McWilliams, Mapp Win Big
McWilliams, daughter of the late Mayor Albert T. McWilliams, ran for the citywide at-large City Council seat on a platform of bringing new energy and change to city issues. According to preliminary figures from City Clerk Laddie Wyatt, Annie McWilliams racked up 1,838 votes to incumbent City Council President Harold Gibson's 1,093.
"I'm so happy," McWilliams said. "It means a lot for the city. It speaks for what the citizens wanted."
"Plainfielders have spoken loud and clear and have sent a message that they need change," Mapp said. "Annie and I will work with every member of the governing body and the administration to deliver that change."

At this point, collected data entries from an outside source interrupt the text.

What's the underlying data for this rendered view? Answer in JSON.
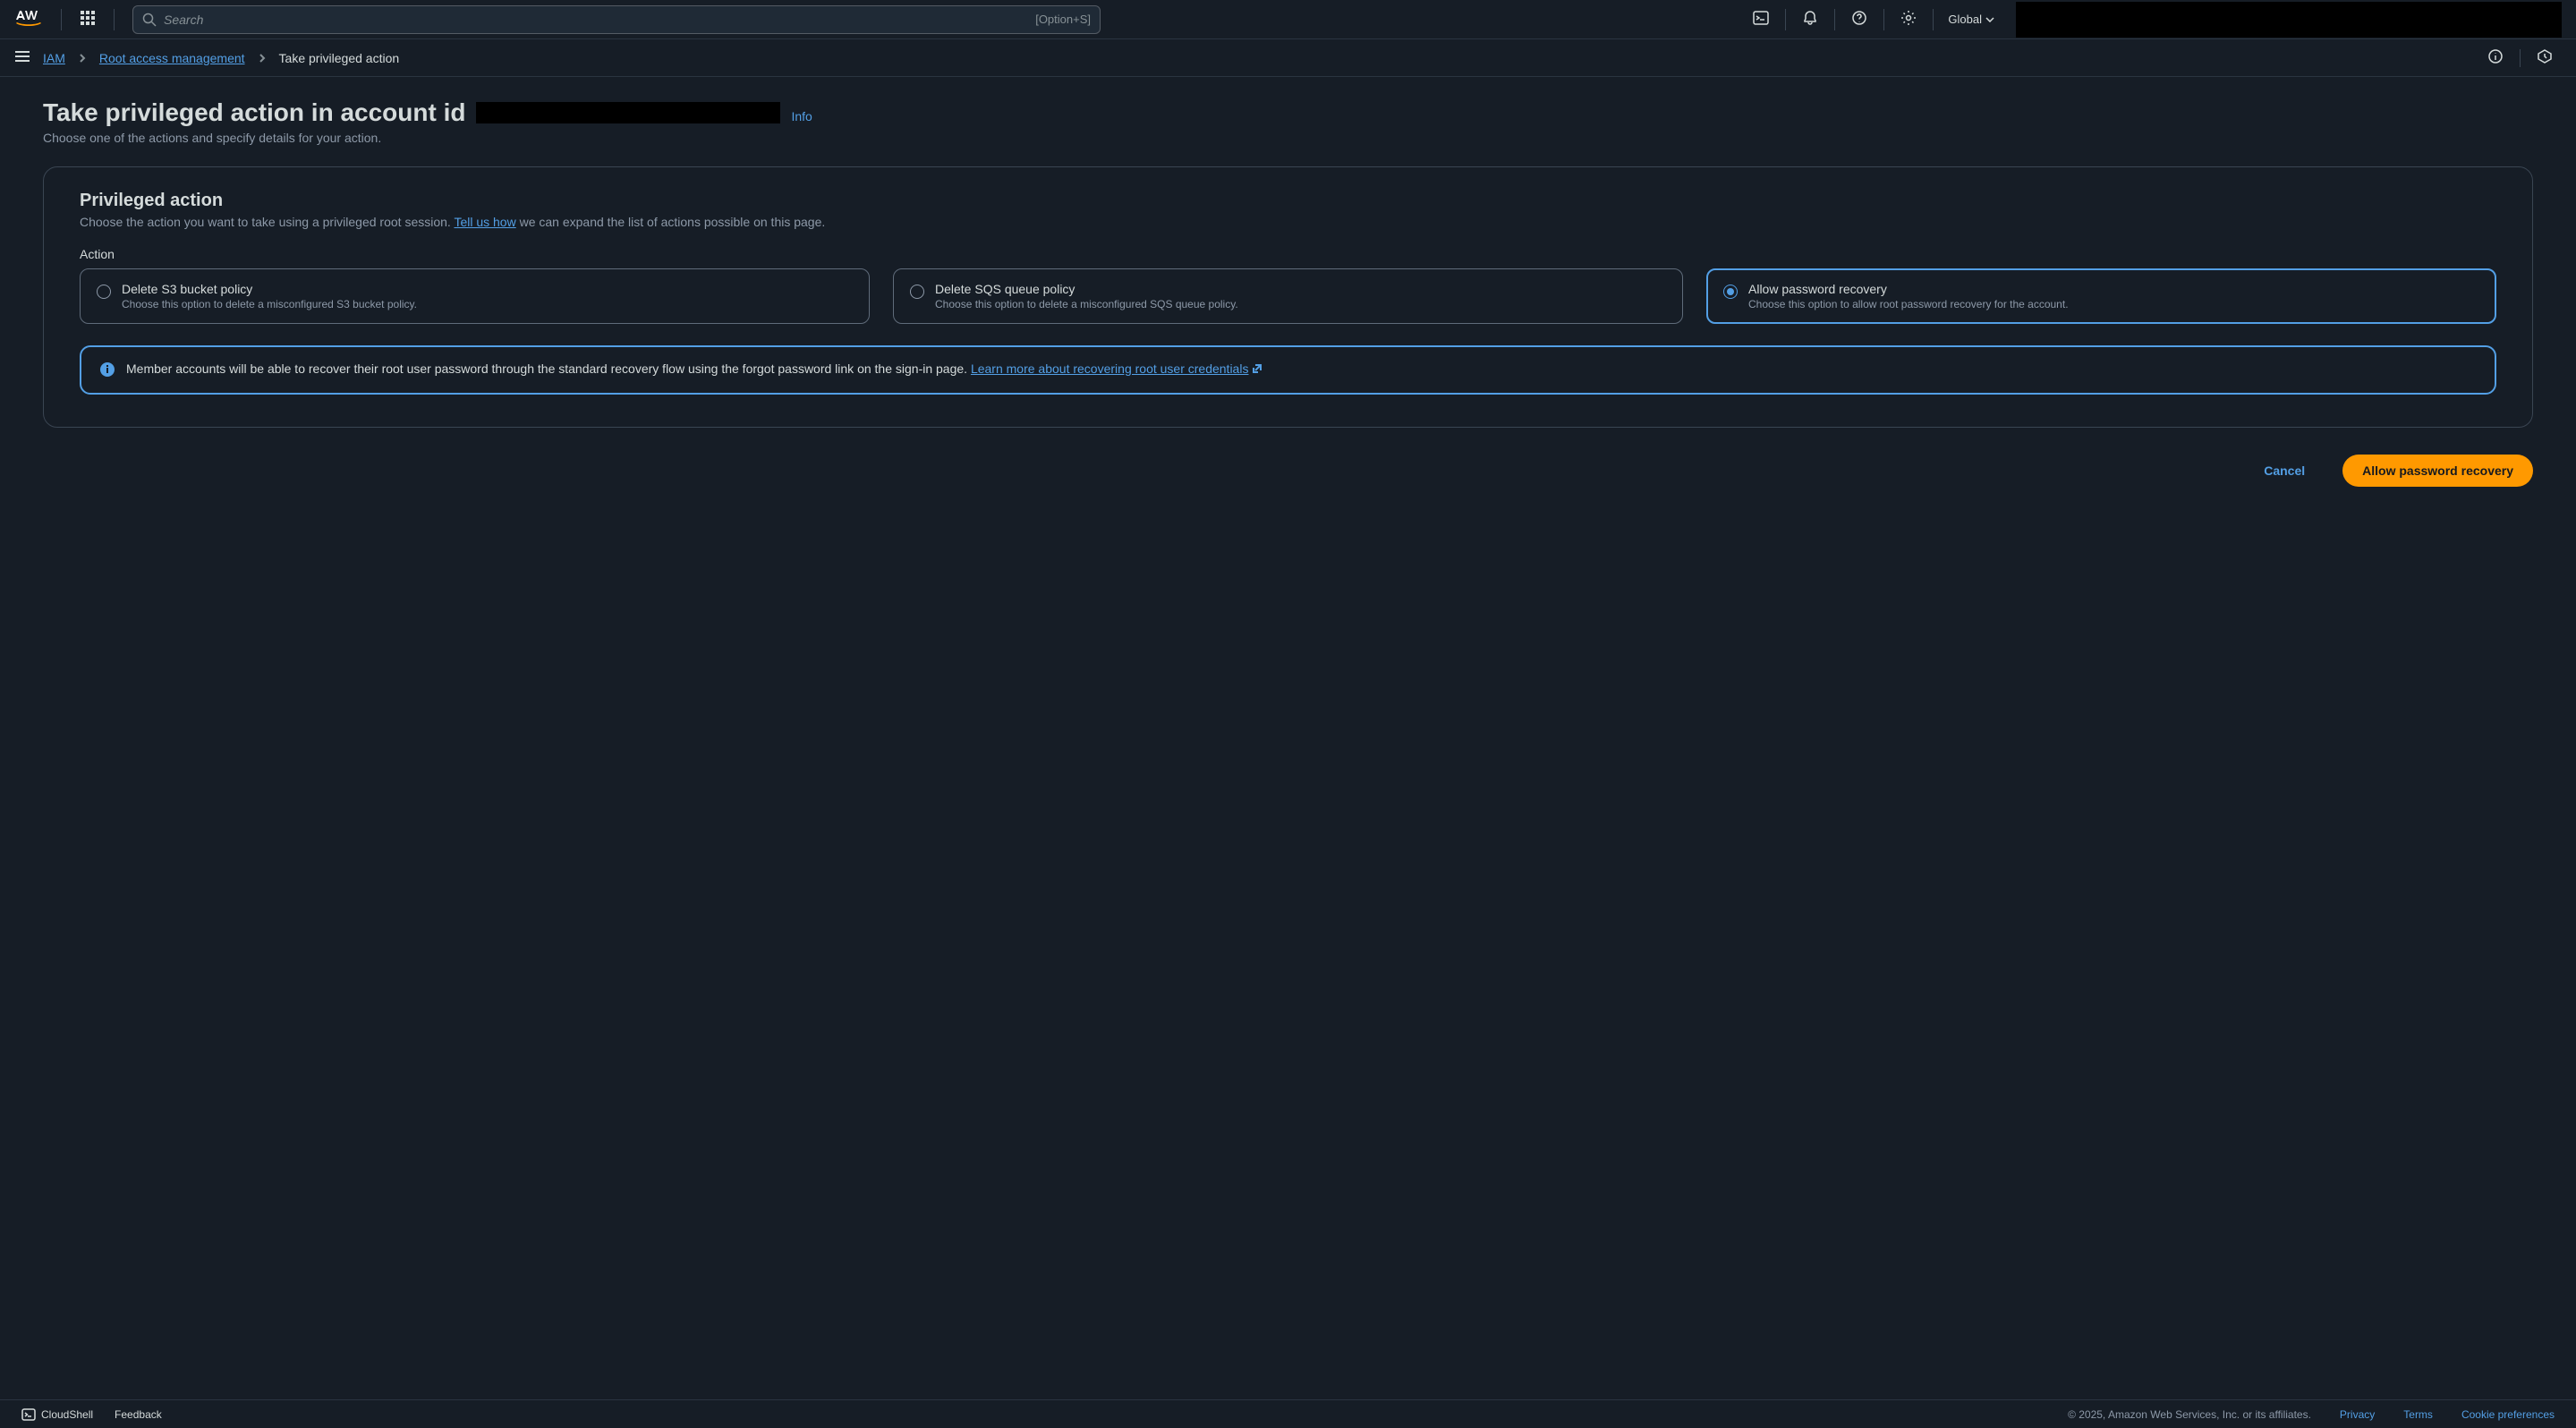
{
  "topnav": {
    "search_placeholder": "Search",
    "search_shortcut": "[Option+S]",
    "region": "Global"
  },
  "breadcrumb": {
    "items": [
      {
        "label": "IAM",
        "link": true
      },
      {
        "label": "Root access management",
        "link": true
      },
      {
        "label": "Take privileged action",
        "link": false
      }
    ]
  },
  "page": {
    "title_prefix": "Take privileged action in account id",
    "info_label": "Info",
    "subtitle": "Choose one of the actions and specify details for your action."
  },
  "panel": {
    "title": "Privileged action",
    "desc_before": "Choose the action you want to take using a privileged root session. ",
    "desc_link": "Tell us how",
    "desc_after": " we can expand the list of actions possible on this page.",
    "field_label": "Action",
    "options": [
      {
        "title": "Delete S3 bucket policy",
        "desc": "Choose this option to delete a misconfigured S3 bucket policy.",
        "selected": false
      },
      {
        "title": "Delete SQS queue policy",
        "desc": "Choose this option to delete a misconfigured SQS queue policy.",
        "selected": false
      },
      {
        "title": "Allow password recovery",
        "desc": "Choose this option to allow root password recovery for the account.",
        "selected": true
      }
    ]
  },
  "alert": {
    "text": "Member accounts will be able to recover their root user password through the standard recovery flow using the forgot password link on the sign-in page. ",
    "link": "Learn more about recovering root user credentials"
  },
  "actions": {
    "cancel": "Cancel",
    "primary": "Allow password recovery"
  },
  "footer": {
    "cloudshell": "CloudShell",
    "feedback": "Feedback",
    "copyright": "© 2025, Amazon Web Services, Inc. or its affiliates.",
    "privacy": "Privacy",
    "terms": "Terms",
    "cookie": "Cookie preferences"
  }
}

The wins represent a resurgence of the late mayor's New Democrat movement that sought to displace the machine politics of the Regular Democratic Organization controlled at the county level by Chairman Charlotte DeFilippo. In 2005, DeFilippo thwarted Mayor McWilliams' bid for a third term and the Plainfield party leadership reverted to Assemblyman Jerry Green, who backed the mayoral candidacy of Sharon Robinson-Briggs. As mayor, she is now in the third year of a four-year term, but has riled some with her removal of Police Chief Edward Santiago and her insistence on having as bodyguards two police officers who openly supported her campaign.

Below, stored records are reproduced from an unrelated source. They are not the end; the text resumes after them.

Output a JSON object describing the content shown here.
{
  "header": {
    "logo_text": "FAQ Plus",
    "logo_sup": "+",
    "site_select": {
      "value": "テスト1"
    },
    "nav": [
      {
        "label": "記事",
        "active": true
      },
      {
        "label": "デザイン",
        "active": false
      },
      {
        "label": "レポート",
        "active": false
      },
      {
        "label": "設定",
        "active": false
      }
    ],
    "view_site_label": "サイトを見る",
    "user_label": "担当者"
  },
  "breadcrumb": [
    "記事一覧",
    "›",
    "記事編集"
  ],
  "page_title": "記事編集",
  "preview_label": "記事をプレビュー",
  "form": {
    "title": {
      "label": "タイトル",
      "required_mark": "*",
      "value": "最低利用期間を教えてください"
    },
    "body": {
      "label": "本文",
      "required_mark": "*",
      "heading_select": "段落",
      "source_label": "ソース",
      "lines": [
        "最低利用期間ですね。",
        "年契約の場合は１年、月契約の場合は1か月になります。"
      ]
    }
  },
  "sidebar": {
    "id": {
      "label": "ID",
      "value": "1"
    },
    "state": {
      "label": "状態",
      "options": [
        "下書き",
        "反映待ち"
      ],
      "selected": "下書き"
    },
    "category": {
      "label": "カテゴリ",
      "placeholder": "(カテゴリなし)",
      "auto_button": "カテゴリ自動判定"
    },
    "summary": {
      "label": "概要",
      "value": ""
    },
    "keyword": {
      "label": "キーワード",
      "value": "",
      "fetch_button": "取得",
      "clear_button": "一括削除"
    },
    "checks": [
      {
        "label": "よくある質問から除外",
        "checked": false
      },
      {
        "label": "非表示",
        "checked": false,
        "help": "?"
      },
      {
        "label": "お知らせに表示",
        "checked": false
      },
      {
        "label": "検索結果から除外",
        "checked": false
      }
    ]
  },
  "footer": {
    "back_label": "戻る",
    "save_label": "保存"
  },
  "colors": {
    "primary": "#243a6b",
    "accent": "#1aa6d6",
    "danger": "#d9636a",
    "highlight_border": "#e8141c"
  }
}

Green must seek re-election to the Assembly next year and will also have to fight to retain his chairmanship of the Democratic City Committee for another two-year term.

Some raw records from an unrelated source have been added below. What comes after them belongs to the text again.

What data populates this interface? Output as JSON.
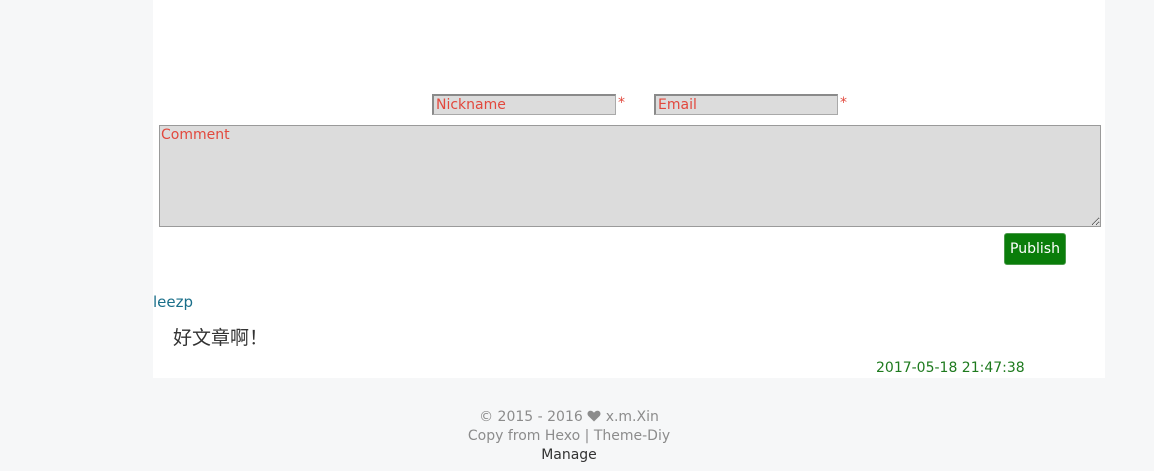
{
  "form": {
    "nickname_placeholder": "Nickname",
    "email_placeholder": "Email",
    "required_mark": "*",
    "comment_placeholder": "Comment",
    "publish_label": "Publish"
  },
  "comments": [
    {
      "author": "leezp",
      "body": "好文章啊！",
      "time": "2017-05-18 21:47:38"
    }
  ],
  "footer": {
    "copyright": "© 2015 - 2016",
    "heart_icon": "heart-icon",
    "owner": "x.m.Xin",
    "copy_from": "Copy from",
    "hexo_link": "Hexo",
    "separator": "|",
    "theme_link": "Theme-Diy",
    "manage_link": "Manage"
  },
  "colors": {
    "accent_red": "#e2483d",
    "publish_green": "#0a7d0a",
    "author_teal": "#1a6f8a",
    "time_green": "#1e7a1e",
    "field_gray": "#dcdcdc"
  }
}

As mayor and party chairman, Albert T. McWilliams brought in new, young candidates for City Council, but since regaining the chairmanship, Green has fielded older party stalwarts for council seats. Gibson is a half-century older than his challenger and retiree William Reid, running unopposed in November for an unexpired First Ward term, served as Robinson-Briggs' campaign treasurer.
With Democrats outnumbering Republicans 10 to 1, the primary victory virtually assures success for McWilliams and Mapp in the November general election. Barring any complications, they are likely to begin four-year terms on Jan. 1, 2009.